Continuous Enrollment Unwinding
During a CMS National Stakeholder call, the omnibus spending plans were discussed as it relates to the recent spending plan proposed by Congress that would allow states to resume Medicaid continuous enrollment unwinding after the end of the first quarter of 2023. This post outlines a few key points about the unwinding of the Medicaid continuous enrollment requirement and the associated provisions in the bipartisan spending plan.
The proposed law makes it clear that states can take up to a full year to initiate all renewals. CMS has previously issued guidance allowing states up to 14 months to resume routine eligibility and enrollment processes; 12 months to initiate renewals and an additional two months to complete the process.

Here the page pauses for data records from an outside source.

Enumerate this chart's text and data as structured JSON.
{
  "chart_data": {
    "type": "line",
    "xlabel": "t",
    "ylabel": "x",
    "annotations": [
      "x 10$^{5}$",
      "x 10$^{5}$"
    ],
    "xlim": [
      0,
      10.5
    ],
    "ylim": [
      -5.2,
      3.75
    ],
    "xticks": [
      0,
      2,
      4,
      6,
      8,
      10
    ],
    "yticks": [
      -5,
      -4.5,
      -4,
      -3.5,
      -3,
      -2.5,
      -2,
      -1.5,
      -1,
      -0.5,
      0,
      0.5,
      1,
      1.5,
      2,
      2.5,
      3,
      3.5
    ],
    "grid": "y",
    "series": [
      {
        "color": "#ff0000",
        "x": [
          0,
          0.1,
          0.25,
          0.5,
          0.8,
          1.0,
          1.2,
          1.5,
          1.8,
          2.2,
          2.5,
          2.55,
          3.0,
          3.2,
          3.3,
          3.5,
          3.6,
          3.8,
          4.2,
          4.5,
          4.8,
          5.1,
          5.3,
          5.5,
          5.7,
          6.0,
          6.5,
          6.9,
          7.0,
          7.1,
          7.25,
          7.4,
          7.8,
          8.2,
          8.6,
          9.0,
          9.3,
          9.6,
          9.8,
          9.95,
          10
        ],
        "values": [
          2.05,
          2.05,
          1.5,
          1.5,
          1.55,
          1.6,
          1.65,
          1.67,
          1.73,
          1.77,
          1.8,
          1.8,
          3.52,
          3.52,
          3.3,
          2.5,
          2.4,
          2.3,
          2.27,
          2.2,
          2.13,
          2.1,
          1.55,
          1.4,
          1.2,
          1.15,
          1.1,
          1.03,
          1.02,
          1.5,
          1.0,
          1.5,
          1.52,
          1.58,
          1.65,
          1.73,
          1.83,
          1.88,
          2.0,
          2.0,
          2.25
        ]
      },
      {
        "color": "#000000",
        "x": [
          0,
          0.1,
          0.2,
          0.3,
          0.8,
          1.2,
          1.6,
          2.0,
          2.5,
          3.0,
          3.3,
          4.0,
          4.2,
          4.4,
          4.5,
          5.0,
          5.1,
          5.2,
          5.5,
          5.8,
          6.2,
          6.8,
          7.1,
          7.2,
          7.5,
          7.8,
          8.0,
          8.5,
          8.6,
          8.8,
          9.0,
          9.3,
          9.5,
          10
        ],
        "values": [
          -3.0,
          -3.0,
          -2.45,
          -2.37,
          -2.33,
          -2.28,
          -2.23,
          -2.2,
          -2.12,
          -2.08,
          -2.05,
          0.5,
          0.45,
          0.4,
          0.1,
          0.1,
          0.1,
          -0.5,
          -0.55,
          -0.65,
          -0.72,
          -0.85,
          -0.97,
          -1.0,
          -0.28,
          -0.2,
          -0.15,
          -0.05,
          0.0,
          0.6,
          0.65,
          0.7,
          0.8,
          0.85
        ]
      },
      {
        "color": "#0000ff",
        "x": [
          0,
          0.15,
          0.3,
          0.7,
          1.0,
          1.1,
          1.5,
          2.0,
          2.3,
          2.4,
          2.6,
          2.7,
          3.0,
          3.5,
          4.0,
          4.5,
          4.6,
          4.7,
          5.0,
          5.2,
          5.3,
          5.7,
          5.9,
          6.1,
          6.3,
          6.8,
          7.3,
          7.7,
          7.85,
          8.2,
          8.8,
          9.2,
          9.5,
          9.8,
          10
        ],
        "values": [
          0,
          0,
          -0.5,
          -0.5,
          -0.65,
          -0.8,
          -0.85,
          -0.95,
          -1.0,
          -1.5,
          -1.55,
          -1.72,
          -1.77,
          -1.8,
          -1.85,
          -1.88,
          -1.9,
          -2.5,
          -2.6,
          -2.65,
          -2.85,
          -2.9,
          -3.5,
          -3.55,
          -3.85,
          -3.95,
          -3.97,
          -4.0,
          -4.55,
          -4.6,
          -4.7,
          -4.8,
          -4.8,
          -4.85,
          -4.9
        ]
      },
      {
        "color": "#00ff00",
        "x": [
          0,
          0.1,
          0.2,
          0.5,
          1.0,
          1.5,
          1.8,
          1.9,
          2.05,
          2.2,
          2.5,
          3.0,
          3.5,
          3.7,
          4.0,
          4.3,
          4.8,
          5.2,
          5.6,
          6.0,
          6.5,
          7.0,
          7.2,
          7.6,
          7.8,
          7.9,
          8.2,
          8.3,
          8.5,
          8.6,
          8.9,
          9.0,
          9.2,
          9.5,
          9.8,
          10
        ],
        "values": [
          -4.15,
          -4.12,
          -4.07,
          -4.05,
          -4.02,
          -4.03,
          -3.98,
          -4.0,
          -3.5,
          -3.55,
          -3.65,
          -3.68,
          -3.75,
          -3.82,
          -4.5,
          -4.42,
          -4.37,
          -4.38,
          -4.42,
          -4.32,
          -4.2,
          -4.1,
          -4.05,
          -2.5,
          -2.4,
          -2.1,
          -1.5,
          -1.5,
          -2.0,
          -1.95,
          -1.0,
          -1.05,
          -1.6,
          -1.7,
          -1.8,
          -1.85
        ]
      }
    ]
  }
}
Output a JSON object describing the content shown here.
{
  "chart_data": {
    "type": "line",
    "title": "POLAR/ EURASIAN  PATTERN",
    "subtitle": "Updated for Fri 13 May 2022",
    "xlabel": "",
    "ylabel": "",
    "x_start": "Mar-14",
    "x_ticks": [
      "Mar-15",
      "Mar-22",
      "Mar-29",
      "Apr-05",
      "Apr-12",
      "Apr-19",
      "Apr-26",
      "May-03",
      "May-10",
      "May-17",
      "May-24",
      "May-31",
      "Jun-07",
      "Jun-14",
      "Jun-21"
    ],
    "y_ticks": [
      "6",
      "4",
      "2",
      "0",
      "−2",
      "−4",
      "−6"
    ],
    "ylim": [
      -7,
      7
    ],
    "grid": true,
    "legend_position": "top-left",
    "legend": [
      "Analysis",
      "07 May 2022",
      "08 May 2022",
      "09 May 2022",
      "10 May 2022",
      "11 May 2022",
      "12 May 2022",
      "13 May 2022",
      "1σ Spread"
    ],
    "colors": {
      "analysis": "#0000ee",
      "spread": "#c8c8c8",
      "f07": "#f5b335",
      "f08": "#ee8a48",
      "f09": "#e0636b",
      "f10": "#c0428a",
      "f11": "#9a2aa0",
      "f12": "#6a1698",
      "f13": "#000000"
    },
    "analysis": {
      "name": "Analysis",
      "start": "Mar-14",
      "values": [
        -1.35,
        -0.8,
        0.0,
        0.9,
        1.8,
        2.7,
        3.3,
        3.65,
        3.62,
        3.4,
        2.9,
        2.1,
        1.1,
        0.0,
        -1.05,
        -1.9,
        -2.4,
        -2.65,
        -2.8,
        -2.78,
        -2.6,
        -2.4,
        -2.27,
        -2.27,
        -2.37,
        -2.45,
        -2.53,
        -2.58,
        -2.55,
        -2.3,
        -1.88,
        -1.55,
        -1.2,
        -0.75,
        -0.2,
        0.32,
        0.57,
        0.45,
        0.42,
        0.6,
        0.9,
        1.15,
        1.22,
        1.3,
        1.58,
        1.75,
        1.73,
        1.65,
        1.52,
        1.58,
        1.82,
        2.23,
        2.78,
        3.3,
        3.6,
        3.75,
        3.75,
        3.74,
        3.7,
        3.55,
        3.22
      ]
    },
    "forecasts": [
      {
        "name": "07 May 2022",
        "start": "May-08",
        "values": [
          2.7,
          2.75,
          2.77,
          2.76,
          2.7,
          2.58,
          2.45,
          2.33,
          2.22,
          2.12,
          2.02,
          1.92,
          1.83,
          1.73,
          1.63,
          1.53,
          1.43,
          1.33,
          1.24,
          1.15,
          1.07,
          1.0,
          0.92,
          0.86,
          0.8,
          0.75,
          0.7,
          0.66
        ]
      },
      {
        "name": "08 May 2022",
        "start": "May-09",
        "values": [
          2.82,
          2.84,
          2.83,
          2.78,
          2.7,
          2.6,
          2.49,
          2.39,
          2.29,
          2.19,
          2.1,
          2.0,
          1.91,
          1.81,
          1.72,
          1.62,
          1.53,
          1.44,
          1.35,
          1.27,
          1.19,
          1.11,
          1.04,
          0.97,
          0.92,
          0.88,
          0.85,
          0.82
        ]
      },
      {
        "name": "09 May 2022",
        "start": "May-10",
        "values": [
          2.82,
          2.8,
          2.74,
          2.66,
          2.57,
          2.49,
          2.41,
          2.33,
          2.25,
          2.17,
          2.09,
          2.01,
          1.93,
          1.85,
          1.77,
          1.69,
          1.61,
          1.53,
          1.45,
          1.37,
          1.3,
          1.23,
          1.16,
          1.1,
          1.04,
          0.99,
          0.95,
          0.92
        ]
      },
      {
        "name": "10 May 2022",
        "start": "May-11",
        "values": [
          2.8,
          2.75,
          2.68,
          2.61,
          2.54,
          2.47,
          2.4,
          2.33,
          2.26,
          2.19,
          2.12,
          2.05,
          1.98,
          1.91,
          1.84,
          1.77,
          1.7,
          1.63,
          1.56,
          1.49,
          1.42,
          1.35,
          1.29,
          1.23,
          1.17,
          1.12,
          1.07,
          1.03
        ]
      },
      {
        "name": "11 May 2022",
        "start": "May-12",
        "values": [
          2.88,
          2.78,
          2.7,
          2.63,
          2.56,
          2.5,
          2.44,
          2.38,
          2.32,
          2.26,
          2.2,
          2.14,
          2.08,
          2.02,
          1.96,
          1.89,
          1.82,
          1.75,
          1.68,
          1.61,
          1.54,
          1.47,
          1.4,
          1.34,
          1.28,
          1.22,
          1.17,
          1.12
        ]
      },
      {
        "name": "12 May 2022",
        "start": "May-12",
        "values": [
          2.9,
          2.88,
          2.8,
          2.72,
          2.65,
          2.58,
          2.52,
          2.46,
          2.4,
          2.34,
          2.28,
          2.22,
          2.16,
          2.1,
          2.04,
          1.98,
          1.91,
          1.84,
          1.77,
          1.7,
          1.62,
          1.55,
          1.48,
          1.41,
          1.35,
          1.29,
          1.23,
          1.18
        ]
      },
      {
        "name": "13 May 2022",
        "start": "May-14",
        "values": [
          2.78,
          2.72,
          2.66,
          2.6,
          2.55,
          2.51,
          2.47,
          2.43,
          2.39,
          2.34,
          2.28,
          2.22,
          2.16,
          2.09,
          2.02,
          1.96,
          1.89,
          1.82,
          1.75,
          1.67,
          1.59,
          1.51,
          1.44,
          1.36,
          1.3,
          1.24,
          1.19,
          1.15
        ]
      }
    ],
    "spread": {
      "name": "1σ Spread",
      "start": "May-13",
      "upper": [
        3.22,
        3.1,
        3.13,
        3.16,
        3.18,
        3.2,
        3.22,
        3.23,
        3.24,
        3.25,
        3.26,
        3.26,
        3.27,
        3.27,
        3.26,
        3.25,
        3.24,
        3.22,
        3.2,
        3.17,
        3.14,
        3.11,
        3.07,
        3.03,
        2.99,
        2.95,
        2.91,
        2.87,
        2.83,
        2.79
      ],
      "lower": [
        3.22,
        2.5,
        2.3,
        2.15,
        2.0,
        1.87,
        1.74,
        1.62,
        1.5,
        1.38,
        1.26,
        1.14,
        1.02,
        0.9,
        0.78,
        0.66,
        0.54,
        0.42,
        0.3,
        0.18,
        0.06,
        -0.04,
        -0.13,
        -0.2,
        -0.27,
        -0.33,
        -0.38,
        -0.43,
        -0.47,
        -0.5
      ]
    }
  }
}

Extended federal funding will help states avoid the fiscal cliff. In the first quarter of 2023, states will continue to receive the 6.2 percentage point increase in the Federal Medical Assistance Percentage (FMAP). The increased FMAP is phased down for the remaining quarters in 2023 for states that meet requirements.
In order to qualify for the ongoing FMAP bump, states must meet certain maintenance of effort requirements, including using the temporary Section 1902(e(14)(A) flexibilities to smooth out the unwinding and avoid procedural un-enrollments or other processes and procedures approved by CMS. States must also meet specific data reporting requirements.
States must make a good-faith effort to locate enrollees for whom mail has been returned. Attempts must be made to ensure that it has up-to-date contact information using the National Change of Address Database Maintained by the United State Postal Service, other public program information, or other reliable sources of contact information. Additionally, the state may not disenroll anyone on the basis of returned mail until the state has made a good-faith effort to contact the individual using more than one communication mode.
Congress establishes state unwinding data reporting requirements and establishes penalties for non-compliance. If a state does not meet specific reporting requirements, it will be penalized with a reduction in its FMAP. Furthermore, CMS guidelines have been given additional authority to hold states.